I am a medical researcher. When we do our trials, we produce papers with thousands of words but then try to summarise it on one sheet of paper. But a lot of the information taken from journals into policy is from that brief summary, without all the contextual information. As we have to generalise to some extent, what advice do you have for researchers who want that information to be as useful as possible but set in the right context?
You do not have to generalise your results. Your work is scientifically sound and rigorous. But you almost certainly don’t know all the other results relevant, especially since many will come from non-medical disciplines. What’s important is that organisations such as WHO take on board studies from researchers in different places, and not just medical ones, and then be heedful that they have little directly generalisable knowledge before issuing general guidance.
The principle of a treated mosquito net reducing infection is a principle. That there are problems in applying that principle is another matter surely?
The principle is correct, but that has to be pieced together with a lot of other facts and principles to make accurate predictions about health effects In putting that principle to use, we have to take account of a lot of information about the local context.

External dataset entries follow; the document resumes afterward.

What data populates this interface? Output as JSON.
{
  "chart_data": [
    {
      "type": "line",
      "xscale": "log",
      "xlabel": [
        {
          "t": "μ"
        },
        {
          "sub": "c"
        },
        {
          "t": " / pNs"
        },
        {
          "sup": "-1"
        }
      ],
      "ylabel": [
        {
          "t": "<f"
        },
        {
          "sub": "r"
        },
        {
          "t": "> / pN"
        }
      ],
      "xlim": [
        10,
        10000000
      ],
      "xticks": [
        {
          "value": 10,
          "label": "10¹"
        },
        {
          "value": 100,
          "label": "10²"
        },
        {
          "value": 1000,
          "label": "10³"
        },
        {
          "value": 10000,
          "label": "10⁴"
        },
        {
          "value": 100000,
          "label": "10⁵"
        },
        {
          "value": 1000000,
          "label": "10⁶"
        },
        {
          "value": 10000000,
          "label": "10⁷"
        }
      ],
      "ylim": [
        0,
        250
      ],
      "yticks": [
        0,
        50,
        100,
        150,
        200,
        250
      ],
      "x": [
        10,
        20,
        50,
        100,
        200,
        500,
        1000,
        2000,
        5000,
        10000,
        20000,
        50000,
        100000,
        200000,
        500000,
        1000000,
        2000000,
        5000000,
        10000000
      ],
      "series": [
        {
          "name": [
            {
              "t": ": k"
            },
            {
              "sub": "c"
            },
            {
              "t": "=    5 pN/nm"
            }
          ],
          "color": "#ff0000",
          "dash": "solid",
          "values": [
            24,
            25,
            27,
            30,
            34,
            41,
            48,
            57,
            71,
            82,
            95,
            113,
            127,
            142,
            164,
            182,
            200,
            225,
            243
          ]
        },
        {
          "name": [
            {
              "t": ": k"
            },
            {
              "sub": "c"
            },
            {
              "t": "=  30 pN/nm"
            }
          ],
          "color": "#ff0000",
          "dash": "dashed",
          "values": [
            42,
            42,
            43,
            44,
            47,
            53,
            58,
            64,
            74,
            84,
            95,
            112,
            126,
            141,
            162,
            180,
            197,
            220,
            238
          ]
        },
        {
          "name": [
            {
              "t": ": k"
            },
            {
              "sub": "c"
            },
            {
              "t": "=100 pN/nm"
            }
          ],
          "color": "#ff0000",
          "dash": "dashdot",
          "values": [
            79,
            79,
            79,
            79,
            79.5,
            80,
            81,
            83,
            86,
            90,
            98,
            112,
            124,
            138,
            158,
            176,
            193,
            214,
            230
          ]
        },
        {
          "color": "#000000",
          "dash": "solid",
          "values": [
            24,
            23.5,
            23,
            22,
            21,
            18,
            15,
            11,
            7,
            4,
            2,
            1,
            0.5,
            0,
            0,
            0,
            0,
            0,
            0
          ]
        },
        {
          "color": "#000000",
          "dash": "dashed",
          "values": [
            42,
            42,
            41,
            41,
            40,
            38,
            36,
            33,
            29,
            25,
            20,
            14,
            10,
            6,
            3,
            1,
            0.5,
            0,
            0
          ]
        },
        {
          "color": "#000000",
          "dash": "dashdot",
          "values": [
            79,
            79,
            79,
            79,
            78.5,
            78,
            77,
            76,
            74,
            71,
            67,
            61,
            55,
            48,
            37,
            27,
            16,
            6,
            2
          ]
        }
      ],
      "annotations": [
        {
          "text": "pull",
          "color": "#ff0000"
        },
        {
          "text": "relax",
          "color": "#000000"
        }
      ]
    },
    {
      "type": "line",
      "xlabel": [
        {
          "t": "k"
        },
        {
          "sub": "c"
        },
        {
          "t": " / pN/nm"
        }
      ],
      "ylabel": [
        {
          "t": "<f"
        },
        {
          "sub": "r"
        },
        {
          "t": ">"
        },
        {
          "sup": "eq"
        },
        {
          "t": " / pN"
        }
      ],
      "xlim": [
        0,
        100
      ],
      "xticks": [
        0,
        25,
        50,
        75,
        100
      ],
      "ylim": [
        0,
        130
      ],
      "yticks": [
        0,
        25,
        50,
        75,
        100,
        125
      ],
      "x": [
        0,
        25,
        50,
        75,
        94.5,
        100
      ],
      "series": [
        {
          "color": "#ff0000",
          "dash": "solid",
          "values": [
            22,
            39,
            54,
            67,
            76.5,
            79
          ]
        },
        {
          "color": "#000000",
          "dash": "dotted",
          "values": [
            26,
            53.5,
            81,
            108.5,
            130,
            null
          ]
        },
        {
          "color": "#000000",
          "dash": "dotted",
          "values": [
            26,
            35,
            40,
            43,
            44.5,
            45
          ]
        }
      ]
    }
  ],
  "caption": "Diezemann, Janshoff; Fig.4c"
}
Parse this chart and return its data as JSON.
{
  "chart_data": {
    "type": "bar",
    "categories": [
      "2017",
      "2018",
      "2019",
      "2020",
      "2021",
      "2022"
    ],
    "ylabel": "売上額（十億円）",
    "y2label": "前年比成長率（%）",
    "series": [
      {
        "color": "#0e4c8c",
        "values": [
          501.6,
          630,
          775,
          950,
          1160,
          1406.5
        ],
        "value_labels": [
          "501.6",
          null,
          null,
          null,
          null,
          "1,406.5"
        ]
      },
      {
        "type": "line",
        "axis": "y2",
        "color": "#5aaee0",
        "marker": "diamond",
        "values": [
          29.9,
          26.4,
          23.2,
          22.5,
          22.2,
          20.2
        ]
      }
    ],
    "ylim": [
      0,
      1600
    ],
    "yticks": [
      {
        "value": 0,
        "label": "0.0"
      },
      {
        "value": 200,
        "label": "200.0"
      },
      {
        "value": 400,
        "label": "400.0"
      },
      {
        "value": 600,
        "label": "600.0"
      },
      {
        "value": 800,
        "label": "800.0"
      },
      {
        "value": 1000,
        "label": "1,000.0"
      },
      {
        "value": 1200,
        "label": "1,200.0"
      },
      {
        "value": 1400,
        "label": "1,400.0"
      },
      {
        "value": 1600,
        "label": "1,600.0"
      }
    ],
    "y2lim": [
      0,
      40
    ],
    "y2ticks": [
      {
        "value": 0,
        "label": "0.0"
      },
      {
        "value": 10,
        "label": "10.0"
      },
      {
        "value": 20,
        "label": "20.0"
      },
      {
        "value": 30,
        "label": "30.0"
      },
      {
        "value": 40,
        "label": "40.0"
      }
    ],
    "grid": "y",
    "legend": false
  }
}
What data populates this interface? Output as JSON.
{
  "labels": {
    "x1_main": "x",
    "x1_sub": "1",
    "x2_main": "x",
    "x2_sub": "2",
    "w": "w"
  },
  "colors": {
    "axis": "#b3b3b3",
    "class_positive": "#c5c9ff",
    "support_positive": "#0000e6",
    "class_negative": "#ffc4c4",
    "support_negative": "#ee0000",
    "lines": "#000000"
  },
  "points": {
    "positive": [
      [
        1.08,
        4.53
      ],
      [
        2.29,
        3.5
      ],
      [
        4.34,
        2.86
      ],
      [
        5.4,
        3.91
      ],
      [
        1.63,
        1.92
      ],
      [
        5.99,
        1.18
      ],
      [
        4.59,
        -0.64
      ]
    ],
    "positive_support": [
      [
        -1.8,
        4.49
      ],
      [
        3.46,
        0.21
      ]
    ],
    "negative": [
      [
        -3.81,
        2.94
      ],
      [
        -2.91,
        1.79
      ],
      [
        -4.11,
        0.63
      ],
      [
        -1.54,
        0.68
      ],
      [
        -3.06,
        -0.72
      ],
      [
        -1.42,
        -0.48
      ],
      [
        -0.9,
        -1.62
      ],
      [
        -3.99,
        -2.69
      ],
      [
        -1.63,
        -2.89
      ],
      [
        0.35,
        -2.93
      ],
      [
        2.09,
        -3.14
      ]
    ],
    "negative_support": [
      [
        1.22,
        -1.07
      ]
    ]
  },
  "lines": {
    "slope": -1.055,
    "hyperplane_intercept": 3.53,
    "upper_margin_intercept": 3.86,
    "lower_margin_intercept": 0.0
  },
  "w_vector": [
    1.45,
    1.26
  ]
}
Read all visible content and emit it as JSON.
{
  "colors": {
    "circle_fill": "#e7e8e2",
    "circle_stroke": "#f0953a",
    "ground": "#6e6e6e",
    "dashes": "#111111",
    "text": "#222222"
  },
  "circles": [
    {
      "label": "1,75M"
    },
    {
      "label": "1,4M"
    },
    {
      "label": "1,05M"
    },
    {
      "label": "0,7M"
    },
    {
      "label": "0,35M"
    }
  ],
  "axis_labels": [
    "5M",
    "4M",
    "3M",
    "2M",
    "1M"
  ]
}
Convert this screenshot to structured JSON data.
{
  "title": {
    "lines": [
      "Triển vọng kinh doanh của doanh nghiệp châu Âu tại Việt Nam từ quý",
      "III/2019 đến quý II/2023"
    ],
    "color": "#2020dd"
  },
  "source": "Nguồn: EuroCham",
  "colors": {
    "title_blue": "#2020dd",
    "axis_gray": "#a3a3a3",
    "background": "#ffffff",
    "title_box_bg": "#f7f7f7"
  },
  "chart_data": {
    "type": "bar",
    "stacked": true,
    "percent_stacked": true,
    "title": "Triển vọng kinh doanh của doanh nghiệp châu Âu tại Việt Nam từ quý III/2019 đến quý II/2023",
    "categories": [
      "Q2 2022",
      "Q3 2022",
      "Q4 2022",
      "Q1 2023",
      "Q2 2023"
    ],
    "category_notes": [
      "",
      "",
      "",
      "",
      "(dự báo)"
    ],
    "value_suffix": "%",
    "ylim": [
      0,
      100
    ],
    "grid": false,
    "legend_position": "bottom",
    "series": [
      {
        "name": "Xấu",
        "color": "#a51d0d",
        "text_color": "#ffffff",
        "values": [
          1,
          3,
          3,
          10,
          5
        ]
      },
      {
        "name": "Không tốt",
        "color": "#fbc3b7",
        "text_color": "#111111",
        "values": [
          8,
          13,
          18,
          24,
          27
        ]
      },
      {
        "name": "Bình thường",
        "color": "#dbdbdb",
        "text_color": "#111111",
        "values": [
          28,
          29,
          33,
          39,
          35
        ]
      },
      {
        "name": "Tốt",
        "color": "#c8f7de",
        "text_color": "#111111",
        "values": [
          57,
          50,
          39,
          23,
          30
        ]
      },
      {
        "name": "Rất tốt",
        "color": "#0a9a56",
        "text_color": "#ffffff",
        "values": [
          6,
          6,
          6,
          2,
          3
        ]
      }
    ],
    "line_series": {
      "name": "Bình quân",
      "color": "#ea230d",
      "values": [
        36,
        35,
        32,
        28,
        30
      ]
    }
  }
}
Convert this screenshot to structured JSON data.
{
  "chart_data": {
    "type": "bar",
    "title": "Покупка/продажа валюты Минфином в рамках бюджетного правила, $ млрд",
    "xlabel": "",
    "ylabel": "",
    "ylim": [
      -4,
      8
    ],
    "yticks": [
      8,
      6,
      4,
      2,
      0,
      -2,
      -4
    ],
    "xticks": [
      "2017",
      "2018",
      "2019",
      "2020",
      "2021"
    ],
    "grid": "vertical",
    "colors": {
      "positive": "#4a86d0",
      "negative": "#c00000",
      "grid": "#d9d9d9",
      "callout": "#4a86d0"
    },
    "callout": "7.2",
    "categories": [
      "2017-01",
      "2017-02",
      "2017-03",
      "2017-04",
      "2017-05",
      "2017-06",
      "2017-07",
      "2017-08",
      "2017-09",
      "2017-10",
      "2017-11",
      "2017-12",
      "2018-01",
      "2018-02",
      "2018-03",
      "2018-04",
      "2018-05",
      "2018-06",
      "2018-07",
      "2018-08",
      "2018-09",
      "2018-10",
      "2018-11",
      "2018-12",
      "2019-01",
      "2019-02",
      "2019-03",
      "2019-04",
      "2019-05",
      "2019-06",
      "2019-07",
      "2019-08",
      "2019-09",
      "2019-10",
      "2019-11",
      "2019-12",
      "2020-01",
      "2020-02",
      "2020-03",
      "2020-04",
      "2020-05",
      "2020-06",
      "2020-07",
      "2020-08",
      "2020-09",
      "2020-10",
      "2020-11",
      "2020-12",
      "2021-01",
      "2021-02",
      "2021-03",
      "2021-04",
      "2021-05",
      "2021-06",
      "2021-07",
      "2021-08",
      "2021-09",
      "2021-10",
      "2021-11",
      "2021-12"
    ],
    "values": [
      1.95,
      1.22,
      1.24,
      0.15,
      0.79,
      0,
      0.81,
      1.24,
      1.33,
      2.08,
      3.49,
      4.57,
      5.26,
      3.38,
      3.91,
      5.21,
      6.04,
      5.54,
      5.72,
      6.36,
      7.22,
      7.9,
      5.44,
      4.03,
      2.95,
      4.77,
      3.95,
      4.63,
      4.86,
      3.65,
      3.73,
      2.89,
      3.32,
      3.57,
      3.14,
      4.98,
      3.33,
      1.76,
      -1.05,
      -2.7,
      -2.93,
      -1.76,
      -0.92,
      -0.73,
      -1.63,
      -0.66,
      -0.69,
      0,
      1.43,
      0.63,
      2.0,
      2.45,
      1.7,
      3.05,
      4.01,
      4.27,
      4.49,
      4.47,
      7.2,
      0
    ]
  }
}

What advice would you give to policymakers in terms of being sensitive to context?
There is some simple advice, which is that organisations such as the WHO and World Bank should not roll out policy based on a handful of RCTs. Responsibility suggests we do more studies in each place targeted, and make sure we have weighed the costs and benefits using truly local information. We need to stop generalising from three studies and at least add in research on local cultures and values; and then see what all this research suggests taken altogether before taking policy forward.